|Of Knights and Men|
|Summary:||Riordan runs into Kittridge in the stables. The two converse, albeit briefly.|
|Related Logs:||Current events!|
|Stables and Kennels - Four Eagles Tower|
|The Tower's Main Stables are nestled into the corner of the courtyard near the portcullis to facilitate quick, easy exits when required. The rear of the structure is backed right against the interior wall of the castle with the heavy wooden roofing gently sloped down towards the slate out front, the floor of the stables kept to dirt. Thick wooden beams are plunged into the ground and serve as a base for the walls between each stall. Hay serves as most of the flooring in the area with a large stack of it off to the side. Each stall has a thick layer on the ground to serve as bedding, with most of the space dedicated to horses though a few have pens of dogs and hounds. An enclosed structure at the end serves as dry storage for riding equipment and saddles.|
|Mon May 14, 289|
It's a little while after dinnertime. Riordan, having spent some time in the courtyard talking to a particular ward of Jerold Terrick, now wanders into the stables, which had been his intended destination all along. A chance to check in on his horse, and be alone, or mostly, with his thoughts. Still dressed in fine clothes, having recently come from dining at Jerold Terrick's table, the Regent makes his way down the stalls to where his horse is kept, whistling quietly to himself.

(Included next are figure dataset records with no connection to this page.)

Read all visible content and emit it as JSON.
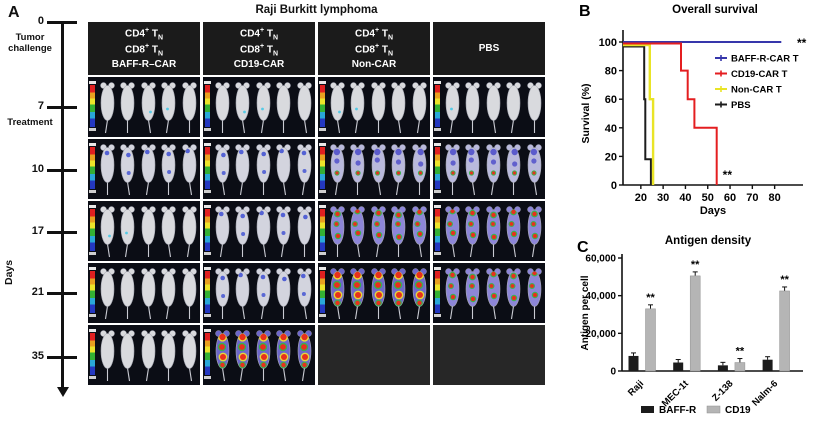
{
  "panel_a": {
    "label": "A",
    "title": "Raji Burkitt lymphoma",
    "timeline": {
      "axis_label": "Days",
      "marks": [
        {
          "day": "0",
          "note": "Tumor challenge"
        },
        {
          "day": "7",
          "note": "Treatment"
        },
        {
          "day": "10",
          "note": ""
        },
        {
          "day": "17",
          "note": ""
        },
        {
          "day": "21",
          "note": ""
        },
        {
          "day": "35",
          "note": ""
        }
      ]
    },
    "groups": [
      {
        "lines": [
          "CD4^+^ T~N~",
          "CD8^+^ T~N~",
          "BAFF-R–CAR"
        ]
      },
      {
        "lines": [
          "CD4^+^ T~N~",
          "CD8^+^ T~N~",
          "CD19-CAR"
        ]
      },
      {
        "lines": [
          "CD4^+^ T~N~",
          "CD8^+^ T~N~",
          "Non-CAR"
        ]
      },
      {
        "lines": [
          "PBS"
        ]
      }
    ],
    "mice_per_group": 5,
    "rows": [
      {
        "day": "7",
        "signals": [
          "specks",
          "specks",
          "specks",
          "specks"
        ]
      },
      {
        "day": "10",
        "signals": [
          "faint",
          "faint",
          "moderate",
          "moderate"
        ]
      },
      {
        "day": "17",
        "signals": [
          "specks",
          "faint",
          "heavy",
          "heavy"
        ]
      },
      {
        "day": "21",
        "signals": [
          "none",
          "faint",
          "extreme",
          "heavy"
        ]
      },
      {
        "day": "35",
        "signals": [
          "none",
          "extreme",
          "dead",
          "dead"
        ]
      }
    ]
  },
  "chart_data": [
    {
      "type": "line",
      "panel_label": "B",
      "title": "Overall survival",
      "xlabel": "Days",
      "ylabel": "Survival (%)",
      "xlim": [
        12,
        90
      ],
      "ylim": [
        0,
        105
      ],
      "xticks": [
        20,
        30,
        40,
        50,
        60,
        70,
        80
      ],
      "yticks": [
        0,
        20,
        40,
        60,
        80,
        100
      ],
      "grid": false,
      "legend_position": "right",
      "series": [
        {
          "name": "BAFF-R-CAR T",
          "color": "#3636ab",
          "steps": [
            [
              12,
              100
            ],
            [
              83,
              100
            ]
          ],
          "annotation": "**",
          "annotation_at": "end"
        },
        {
          "name": "CD19-CAR T",
          "color": "#e41e20",
          "steps": [
            [
              12,
              100
            ],
            [
              38,
              100
            ],
            [
              38,
              80
            ],
            [
              41,
              80
            ],
            [
              41,
              60
            ],
            [
              44,
              60
            ],
            [
              44,
              40
            ],
            [
              54,
              40
            ],
            [
              54,
              0
            ]
          ],
          "annotation": "**",
          "annotation_at": "end"
        },
        {
          "name": "Non-CAR T",
          "color": "#e9e426",
          "steps": [
            [
              12,
              100
            ],
            [
              24,
              100
            ],
            [
              24,
              60
            ],
            [
              25.5,
              60
            ],
            [
              25.5,
              0
            ]
          ],
          "annotation": ""
        },
        {
          "name": "PBS",
          "color": "#1c1c1c",
          "steps": [
            [
              12,
              100
            ],
            [
              21.5,
              100
            ],
            [
              21.5,
              60
            ],
            [
              22,
              60
            ],
            [
              22,
              18
            ],
            [
              24.5,
              18
            ],
            [
              24.5,
              0
            ]
          ],
          "annotation": ""
        }
      ]
    },
    {
      "type": "bar",
      "panel_label": "C",
      "title": "Antigen density",
      "xlabel": "",
      "ylabel": "Antigen per cell",
      "ylim": [
        0,
        60000
      ],
      "yticks": [
        0,
        20000,
        40000,
        60000
      ],
      "ytick_labels": [
        "0",
        "20,000",
        "40,000",
        "60,000"
      ],
      "categories": [
        "Raji",
        "MEC-1t",
        "Z-138",
        "Nalm-6"
      ],
      "legend_position": "bottom",
      "series": [
        {
          "name": "BAFF-R",
          "color": "#1c1c1c",
          "values": [
            8000,
            4500,
            3000,
            6000
          ]
        },
        {
          "name": "CD19",
          "color": "#b5b5b5",
          "values": [
            33000,
            50500,
            4500,
            42500
          ]
        }
      ],
      "sig_labels": [
        "**",
        "**",
        "**",
        "**"
      ]
    }
  ]
}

The Groves dined with the Terricks and their other, Nayland-er guests as well, though it is by some other path and not via the gardens that Ser Kittridge has made his way to the stables. He is there already when Riordan arrives, checking the stable boy's work on a chestnut courser. He turns as Riordan enters, and inclines his head politely. "Ser Riordan. Preparing to leave even now, or just going for an after-dinner ride?"

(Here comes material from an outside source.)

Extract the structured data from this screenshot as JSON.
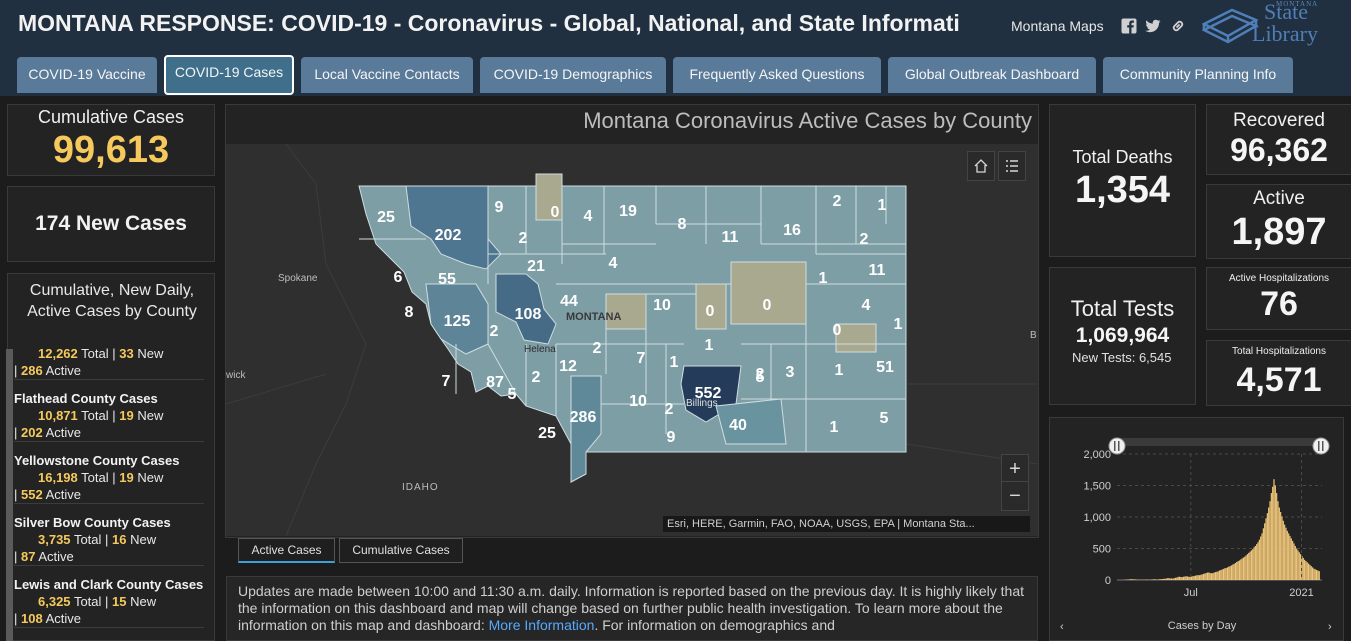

"Ser Kittridge," Riordan replies with a similiar inclination of his head, giving a muted, but friendly smile. "Good evening." He glances to the horse that the Groves knight is inspecting, eyeing its lines and build with a professional, and appreciative eye. "Neither. We'll be leaving in the morning, so I'll need to try and get some sleep at some point. But I come here when I need a little breathing space." Yes, to a place that smells like hay and horse dung. "Not here, specifically, of course, but stables in general." He then glances from the horse to Kittridge, asking curiously, "And you? Will you be remaining long here?"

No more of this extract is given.